Blount, at age 31, is a veteran. It’s not clear how much he’ll have left since running backs usually start to fade after age 30. But it always seemed like it was part of the bigger plan instead of the entirety of it when it came to revamping the team’s running back group.
And yet, when Quinn was asked if Blount’s signing changes how they approach the draft and the position they ignored a year ago in player selection, he said it could shift it.
“It could impact it a little bit,” Quinn said. “I think if we had to go play a football game today, I think we have enough running backs to be competitive. Now is that saying I’m not going to take one? I don’t know. Tell me who is on the board in the second, third, fourth round. I mean, I don’t know.”
The Lions have most of their running backs from last year back: Ameer Abdullah, Theo Riddick, Zach Zenner, Dwayne Washington and Tion Green. That group was last in the league in rushing yards per game and yards per rush.
Some of that had to do with the offensive line’s multiple injuries and lack of cohesion, but the backs had their issues.
So it always seemed like there would be a rookie added to the room, perhaps one taken in the early rounds of the draft. This seemed even more likely considering the group of rushers this year is deep and talented, led by Penn State’s Saquon Barkley, who is not expected to be around by the time Detroit picks at No. 20.

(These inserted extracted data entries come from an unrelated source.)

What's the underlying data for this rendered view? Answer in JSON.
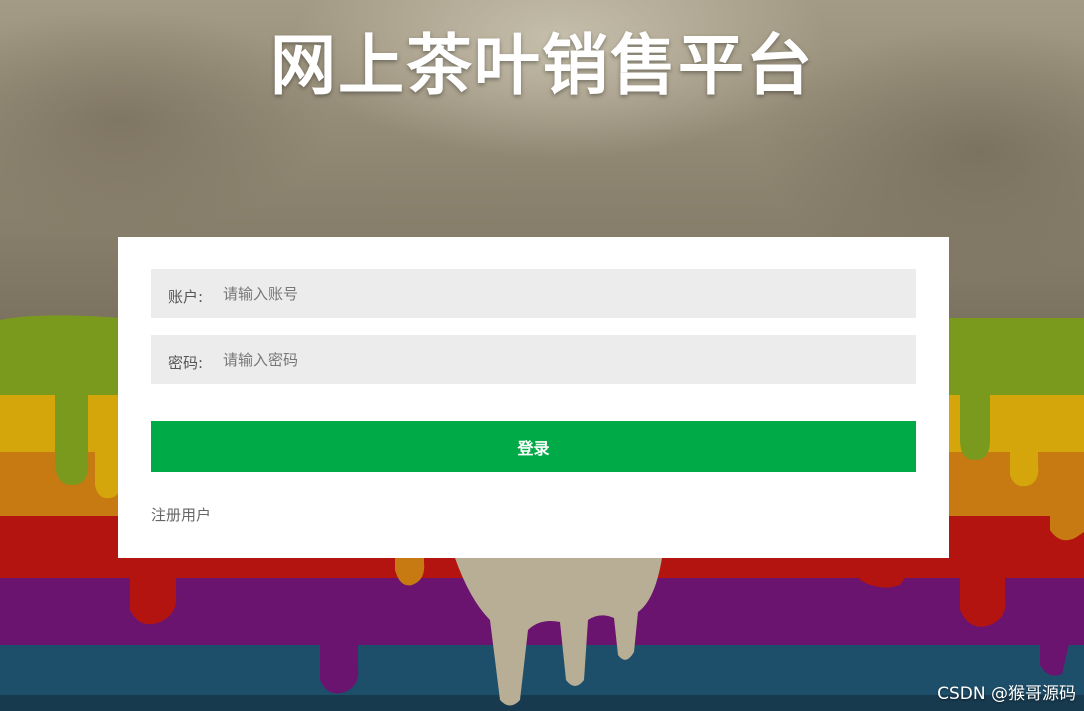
{
  "page": {
    "title": "网上茶叶销售平台"
  },
  "login_form": {
    "account_label": "账户:",
    "account_placeholder": "请输入账号",
    "password_label": "密码:",
    "password_placeholder": "请输入密码",
    "login_button": "登录",
    "register_link": "注册用户"
  },
  "watermark": {
    "text": "CSDN @猴哥源码"
  },
  "colors": {
    "login_button": "#00aa47",
    "field_background": "#ececec",
    "card_background": "#ffffff",
    "paint_green": "#7a9a1e",
    "paint_yellow": "#d4a60c",
    "paint_orange": "#c77a12",
    "paint_red": "#b3140f",
    "paint_purple": "#6a1470",
    "paint_blue": "#1d4f6b"
  }
}
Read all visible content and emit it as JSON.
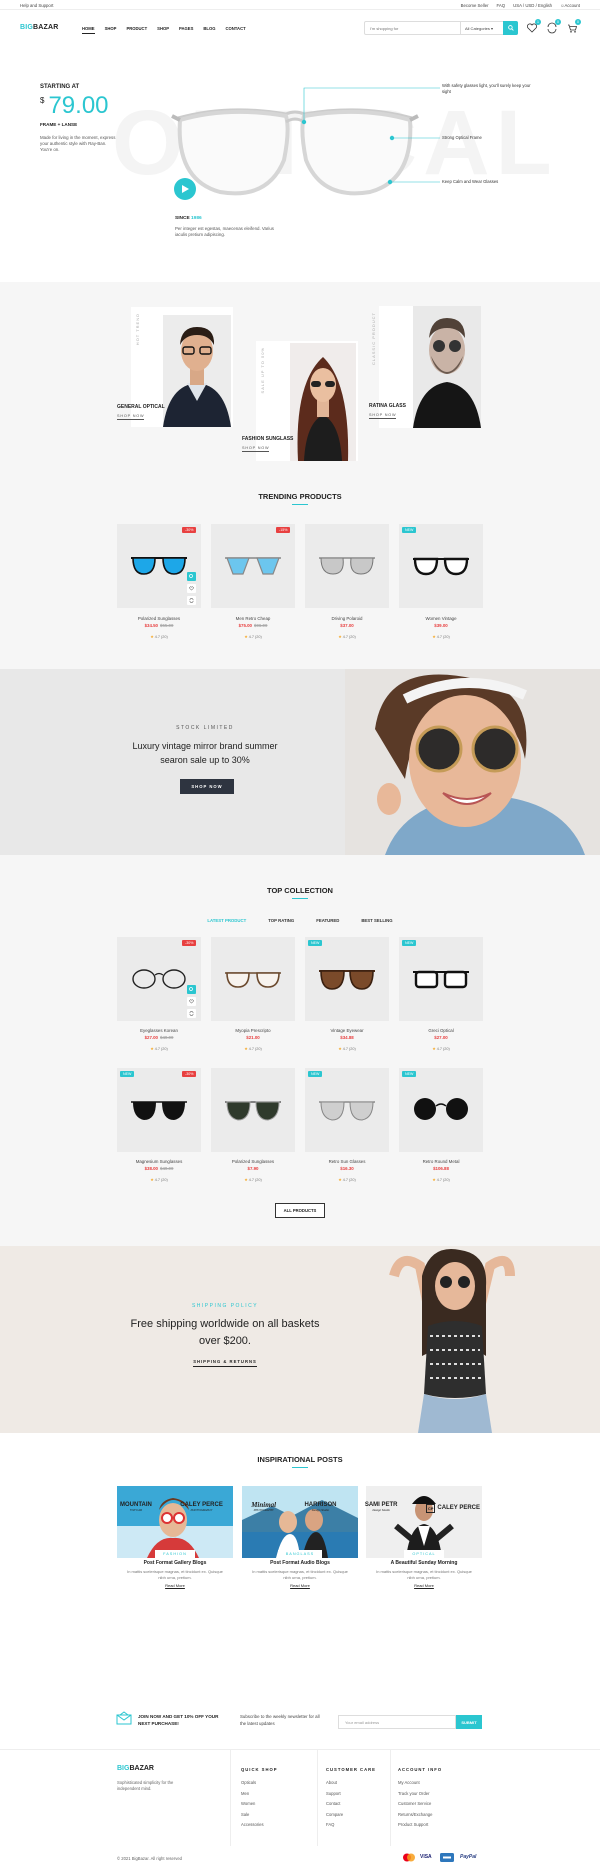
{
  "topbar": {
    "help": "Help and Support",
    "seller": "Become Seller",
    "faq": "FAQ",
    "locale": "USA / USD / English",
    "account": "Account"
  },
  "header": {
    "logo_a": "BIG",
    "logo_b": "BAZAR",
    "nav": [
      "HOME",
      "SHOP",
      "PRODUCT",
      "SHOP",
      "PAGES",
      "BLOG",
      "CONTACT"
    ],
    "search_placeholder": "I'm shopping for",
    "category": "All Categories",
    "wishlist_count": "1",
    "compare_count": "0",
    "cart_count": "0"
  },
  "hero": {
    "bigword": "OPTICAL",
    "starting": "STARTING AT",
    "currency": "$",
    "price": "79.00",
    "frame": "FRAME + LANSE",
    "desc": "Made for living in the moment, express your authentic style with Ray-Ban. You're on.",
    "since_label": "SINCE",
    "since_year": "1986",
    "since_desc": "Per integer est egestas, maecenas eleifend. Varius iaculis pretium adipiscing.",
    "features": [
      "With safety glasses light, you'll surely keep your sight",
      "Strong Optical Frame",
      "Keep Calm and Wear Glasses"
    ]
  },
  "categories": [
    {
      "vlabel": "HOT TREND",
      "name": "GENERAL OPTICAL",
      "shop": "SHOP NOW"
    },
    {
      "vlabel": "SALE UP TO 50%",
      "name": "FASHION SUNGLASS",
      "shop": "SHOP NOW"
    },
    {
      "vlabel": "CLASSIC PRODUCT",
      "name": "RATINA GLASS",
      "shop": "SHOP NOW"
    }
  ],
  "trending": {
    "title": "TRENDING PRODUCTS",
    "products": [
      {
        "name": "Polarized Sunglasses",
        "price": "$34.50",
        "old": "$55.00",
        "rating": "4.7 (20)",
        "tag": "-30%"
      },
      {
        "name": "Men Retro Cheap",
        "price": "$75.00",
        "old": "$96.00",
        "rating": "4.7 (20)",
        "tag": "-15%"
      },
      {
        "name": "Driving Polaroid",
        "price": "$37.00",
        "old": "",
        "rating": "4.7 (20)",
        "tag": ""
      },
      {
        "name": "Women Vintage",
        "price": "$39.00",
        "old": "",
        "rating": "4.7 (20)",
        "tag": "NEW"
      }
    ]
  },
  "promo": {
    "sub": "STOCK LIMITED",
    "text": "Luxury vintage mirror brand summer searon sale up to 30%",
    "button": "SHOP NOW"
  },
  "collection": {
    "title": "TOP COLLECTION",
    "tabs": [
      "LATEST PRODUCT",
      "TOP RATING",
      "FEATURED",
      "BEST SELLING"
    ],
    "products": [
      {
        "name": "Eyeglasses Korean",
        "price": "$27.00",
        "old": "$40.00",
        "rating": "4.7 (20)",
        "tag": "-30%"
      },
      {
        "name": "Myopia Prescripto",
        "price": "$21.00",
        "old": "",
        "rating": "4.7 (20)",
        "tag": ""
      },
      {
        "name": "Vintage Eyewear",
        "price": "$34.88",
        "old": "",
        "rating": "4.7 (20)",
        "tag": "NEW"
      },
      {
        "name": "Greci Optical",
        "price": "$27.00",
        "old": "",
        "rating": "4.7 (20)",
        "tag": "NEW"
      },
      {
        "name": "Magnesium Sunglasses",
        "price": "$38.00",
        "old": "$40.00",
        "rating": "4.7 (20)",
        "tag": "-30%",
        "tag2": "NEW"
      },
      {
        "name": "Polarized Sunglasses",
        "price": "$7.90",
        "old": "",
        "rating": "4.7 (20)",
        "tag": ""
      },
      {
        "name": "Retro Sun Glasses",
        "price": "$16.30",
        "old": "",
        "rating": "4.7 (20)",
        "tag": "NEW"
      },
      {
        "name": "Retro Round Metal",
        "price": "$106.88",
        "old": "",
        "rating": "4.7 (20)",
        "tag": "NEW"
      }
    ],
    "button": "ALL PRODUCTS"
  },
  "shipping": {
    "sub": "SHIPPING POLICY",
    "text": "Free shipping worldwide on all baskets over $200.",
    "link": "SHIPPING & RETURNS"
  },
  "posts": {
    "title": "INSPIRATIONAL POSTS",
    "items": [
      {
        "tag": "FASHION",
        "title": "Post Format Gallery Blogs",
        "excerpt": "In mattis scelerisque magnas, et tincidunt ex. Quisque nibh urna, pretium.",
        "more": "Read More"
      },
      {
        "tag": "BANGLASS",
        "title": "Post Format Audio Blogs",
        "excerpt": "In mattis scelerisque magnas, et tincidunt ex. Quisque nibh urna, pretium.",
        "more": "Read More"
      },
      {
        "tag": "OPTICAL",
        "title": "A Beautiful Sunday Morning",
        "excerpt": "In mattis scelerisque magnas, et tincidunt ex. Quisque nibh urna, pretium.",
        "more": "Read More"
      }
    ]
  },
  "brands": [
    {
      "name": "MOUNTAIN",
      "sub": "TOP CAR"
    },
    {
      "name": "CALEY PERCE",
      "sub": "PHOTOGRAPHY"
    },
    {
      "name": "Minimal",
      "sub": "PHOTOGRAPHY"
    },
    {
      "name": "HARRISON",
      "sub": "Design Studio"
    },
    {
      "name": "SAMI PETR",
      "sub": "Design Studio"
    },
    {
      "name": "CALEY PERCE",
      "sub": "CP"
    }
  ],
  "newsletter": {
    "promo": "JOIN NOW AND GET 10% OFF YOUR NEXT PURCHASE!",
    "text": "Subscribe to the weekly newsletter for all the latest updates",
    "placeholder": "Your email address",
    "button": "SUBMIT"
  },
  "footer": {
    "logo_a": "BIG",
    "logo_b": "BAZAR",
    "desc": "Sophisticated simplicity for the independent mind.",
    "cols": [
      {
        "h": "QUICK SHOP",
        "items": [
          "Opticals",
          "Men",
          "Women",
          "Sale",
          "Accessories"
        ]
      },
      {
        "h": "CUSTOMER CARE",
        "items": [
          "About",
          "Support",
          "Contact",
          "Compare",
          "FAQ"
        ]
      },
      {
        "h": "ACCOUNT INFO",
        "items": [
          "My Account",
          "Track your Order",
          "Customer Service",
          "Returns/Exchange",
          "Product Support"
        ]
      }
    ],
    "copyright": "© 2021 BigBazar. All right reserved",
    "payments": [
      "VISA",
      "PayPal"
    ]
  },
  "colors": {
    "accent": "#2bc6d0",
    "sale": "#e84040",
    "dark": "#2e3440"
  }
}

A bunch of other backs are, though, including LSU’s Derrius Guice, the Georgia duo of Nick Chubb and Sony Michel, Auburn’s Kerryon Johnson, San Diego State’s Rashaad Penny and USC’s Ronald Jones II. Many of them, though, could be around in Round 2, too.
That Quinn didn’t mention the first round when he was asked about Blount and the backs might have been telling, too. There’s only one (maybe two) backs who would be a possibility at No. 20 – Guice being the main target. Last year, Quinn didn’t take a running back, bypassing both Kareem Hunt and Alvin Kamara at different points in the draft. He said in January he had no regrets passing on either player.
Quinn said he hasn’t looked at the evolution of running backs in the draft over the years, but mentioned that in New England they found backs of value early (Laurence Maroney, Round 1, 2006), in the middle rounds (James White, Round 4, 2014) and as undrafted free agents (BenJarvus Green-Ellis, 2008). He said their job is to get “the best guy at the right time and whenever that is, if it is this year, then great.”
The value of running backs in the first round, though, is debatable, and teams have gone back and forth with it. Quinn said that often comes down to where you’re picking and said value is there – if you’re picking high enough.
The Lions are not drafting high enough to take Barkley, who should be a top 5 pick this year. But almost every other running back should be in play.
So is No. 20 high enough this year to take a running back in the first round, Quinn was asked. He paused before giving the answer that most general managers would give at this point a week before the draft: “Maybe.”
That’s the key to draft season. Everything is a possibility – until it isn’t anymore, but that won’t be known for sure until Thursday night. But the way Quinn talked about running backs sure made it sound like the Lions will take one at some point if there is the right guy there. It just might not be in the first round.